The young lady comes from the wonderful fictional Nineteenth Century world of cherubic advertising tots. She’s rosy-cheeked and scrofula free, and, she’s smart enough to have developed a skill—in this case, bird wrangling and flower picking. And, there’s the key. The flowers.
This is another Ladies Perfumed Calendar from our friendly Victorian chums at the Hoyt’s Perfume Company of Lowell, Mass. The folks at Hoyt’s sprayed their wares on all manner of trade cards and calendars which they had commissioned. This was actually a very good idea as it allowed a lady to keep the item in her reticule—thus making it smell better than the street—and, in the case of a calendar such as this one, it was a handy thing which reminded her of Hoyt’s every day. Plus, it had a pretty picture! Everyone wins!

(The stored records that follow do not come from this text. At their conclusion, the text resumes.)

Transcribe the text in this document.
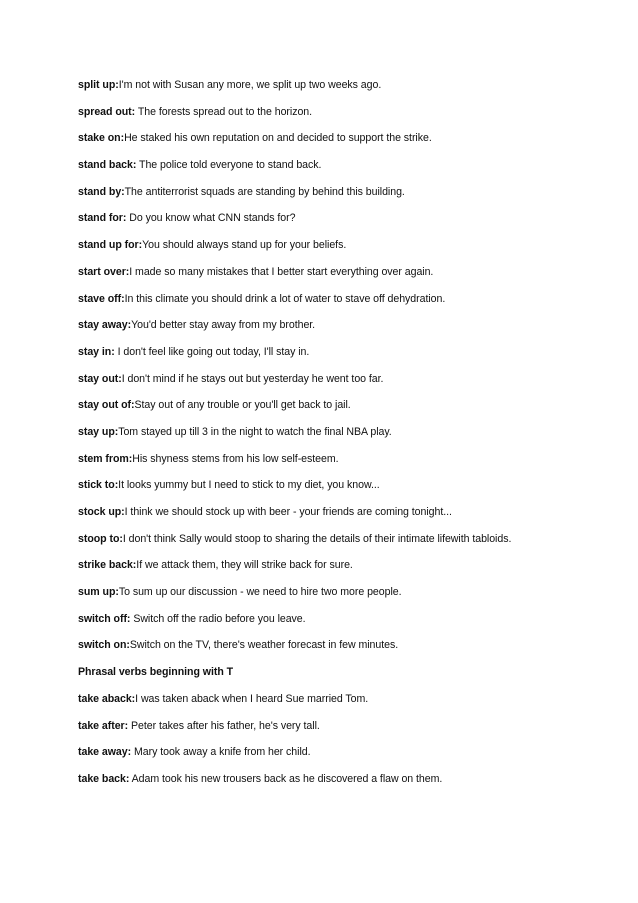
split up:I'm not with Susan any more, we split up two weeks ago.
spread out: The forests spread out to the horizon.
stake on:He staked his own reputation on and decided to support the strike.
stand back: The police told everyone to stand back.
stand by:The antiterrorist squads are standing by behind this building.
stand for: Do you know what CNN stands for?
stand up for:You should always stand up for your beliefs.
start over:I made so many mistakes that I better start everything over again.
stave off:In this climate you should drink a lot of water to stave off dehydration.
stay away:You'd better stay away from my brother.
stay in: I don't feel like going out today, I'll stay in.
stay out:I don't mind if he stays out but yesterday he went too far.
stay out of:Stay out of any trouble or you'll get back to jail.
stay up:Tom stayed up till 3 in the night to watch the final NBA play.
stem from:His shyness stems from his low self-esteem.
stick to:It looks yummy but I need to stick to my diet, you know...
stock up:I think we should stock up with beer - your friends are coming tonight...
stoop to:I don't think Sally would stoop to sharing the details of their intimate lifewith tabloids.
strike back:If we attack them, they will strike back for sure.
sum up:To sum up our discussion - we need to hire two more people.
switch off: Switch off the radio before you leave.
switch on:Switch on the TV, there's weather forecast in few minutes.
Phrasal verbs beginning with T
take aback:I was taken aback when I heard Sue married Tom.
take after: Peter takes after his father, he's very tall.
take away: Mary took away a knife from her child.
take back: Adam took his new trousers back as he discovered a flaw on them.
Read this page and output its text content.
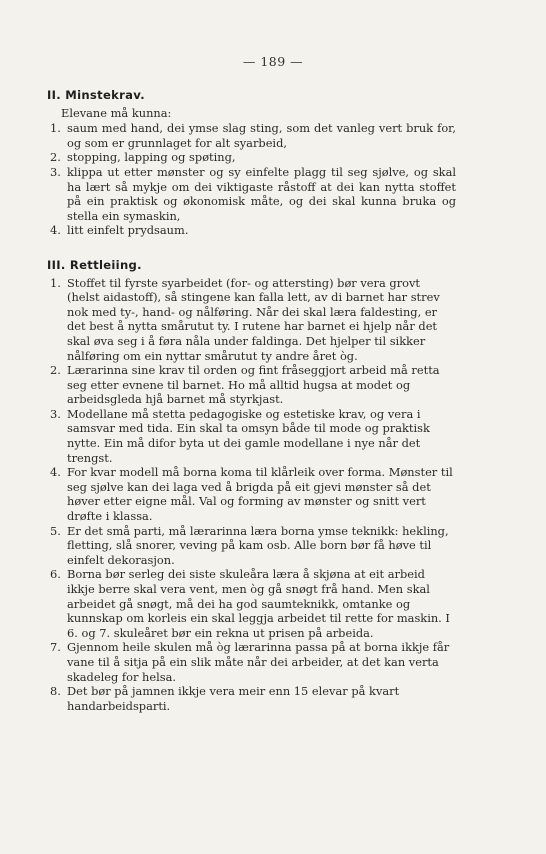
— 189 —
II. Minstekrav.
Elevane må kunna:
1. saum med hand, dei ymse slag sting, som det vanleg vert bruk for, og som er grunnlaget for alt syarbeid,
2. stopping, lapping og spøting,
3. klippa ut etter mønster og sy einfelte plagg til seg sjølve, og skal ha lært så mykje om dei viktigaste råstoff at dei kan nytta stoffet på ein praktisk og økonomisk måte, og dei skal kunna bruka og stella ein symaskin,
4. litt einfelt prydsaum.
III. Rettleiing.
1. Stoffet til fyrste syarbeidet (for- og attersting) bør vera grovt (helst aidastoff), så stingene kan falla lett, av di barnet har strev nok med ty-, hand- og nålføring. Når dei skal læra faldesting, er det best å nytta smårutut ty. I rutene har barnet ei hjelp når det skal øva seg i å føra nåla under faldinga. Det hjelper til sikker nålføring om ein nyttar smårutut ty andre året òg.
2. Lærarinna sine krav til orden og fint fråseggjort arbeid må retta seg etter evnene til barnet. Ho må alltid hugsa at modet og arbeidsgleda hjå barnet må styrkjast.
3. Modellane må stetta pedagogiske og estetiske krav, og vera i samsvar med tida. Ein skal ta omsyn både til mode og praktisk nytte. Ein må difor byta ut dei gamle modellane i nye når det trengst.
4. For kvar modell må borna koma til klårleik over forma. Mønster til seg sjølve kan dei laga ved å brigda på eit gjevi mønster så det høver etter eigne mål. Val og forming av mønster og snitt vert drøfte i klassa.
5. Er det små parti, må lærarinna læra borna ymse teknikk: hekling, fletting, slå snorer, veving på kam osb. Alle born bør få høve til einfelt dekorasjon.
6. Borna bør serleg dei siste skuleåra læra å skjøna at eit arbeid ikkje berre skal vera vent, men òg gå snøgt frå hand. Men skal arbeidet gå snøgt, må dei ha god saumteknikk, omtanke og kunnskap om korleis ein skal leggja arbeidet til rette for maskin. I 6. og 7. skuleåret bør ein rekna ut prisen på arbeida.
7. Gjennom heile skulen må òg lærarinna passa på at borna ikkje får vane til å sitja på ein slik måte når dei arbeider, at det kan verta skadeleg for helsa.
8. Det bør på jamnen ikkje vera meir enn 15 elevar på kvart handarbeidsparti.
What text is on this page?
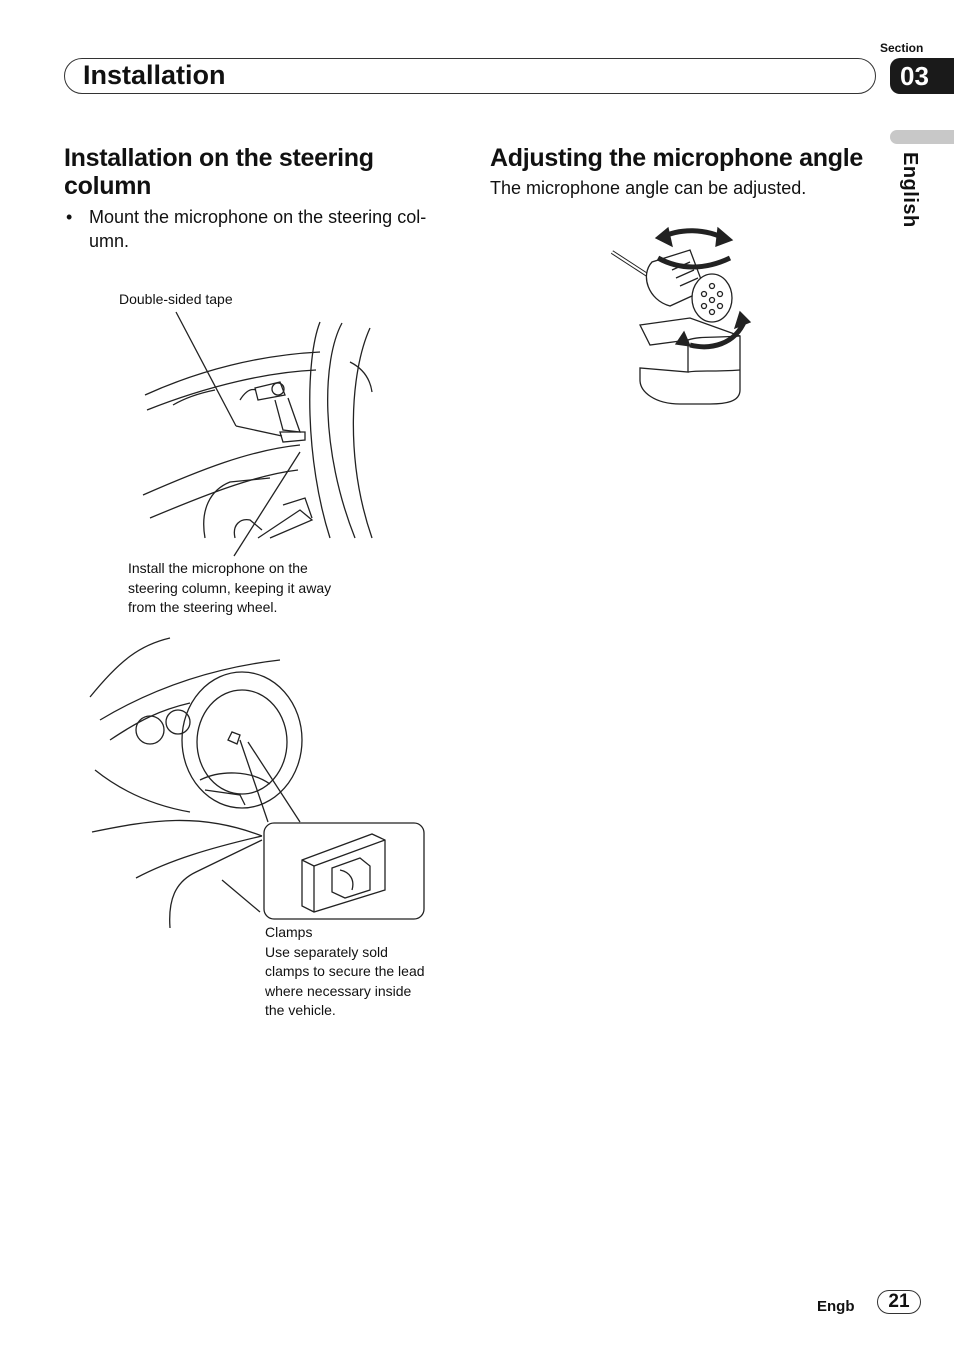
Section
03
Installation
English
Installation on the steering column
• Mount the microphone on the steering col-umn.
Adjusting the microphone angle
The microphone angle can be adjusted.
Double-sided tape
Install the microphone on the steering column, keeping it away from the steering wheel.
Clamps
Use separately sold clamps to secure the lead where necessary inside the vehicle.
Engb	21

This particular example, one of many in my collection of ephemera, comes to us from 1894. The calendar for the year IS printed on the back, but we can’t see it. All we can see is the back of the scrap book page to which this had been glued, likely in 1895 when the calendar was no longer useful.
As was usually the case, the clever people at Hoyt’s German Cologne also used this opportunity to hawk their dentifrice—Rubifoam For the Teeth. That just doesn’t sound too good to me. But, what do I know?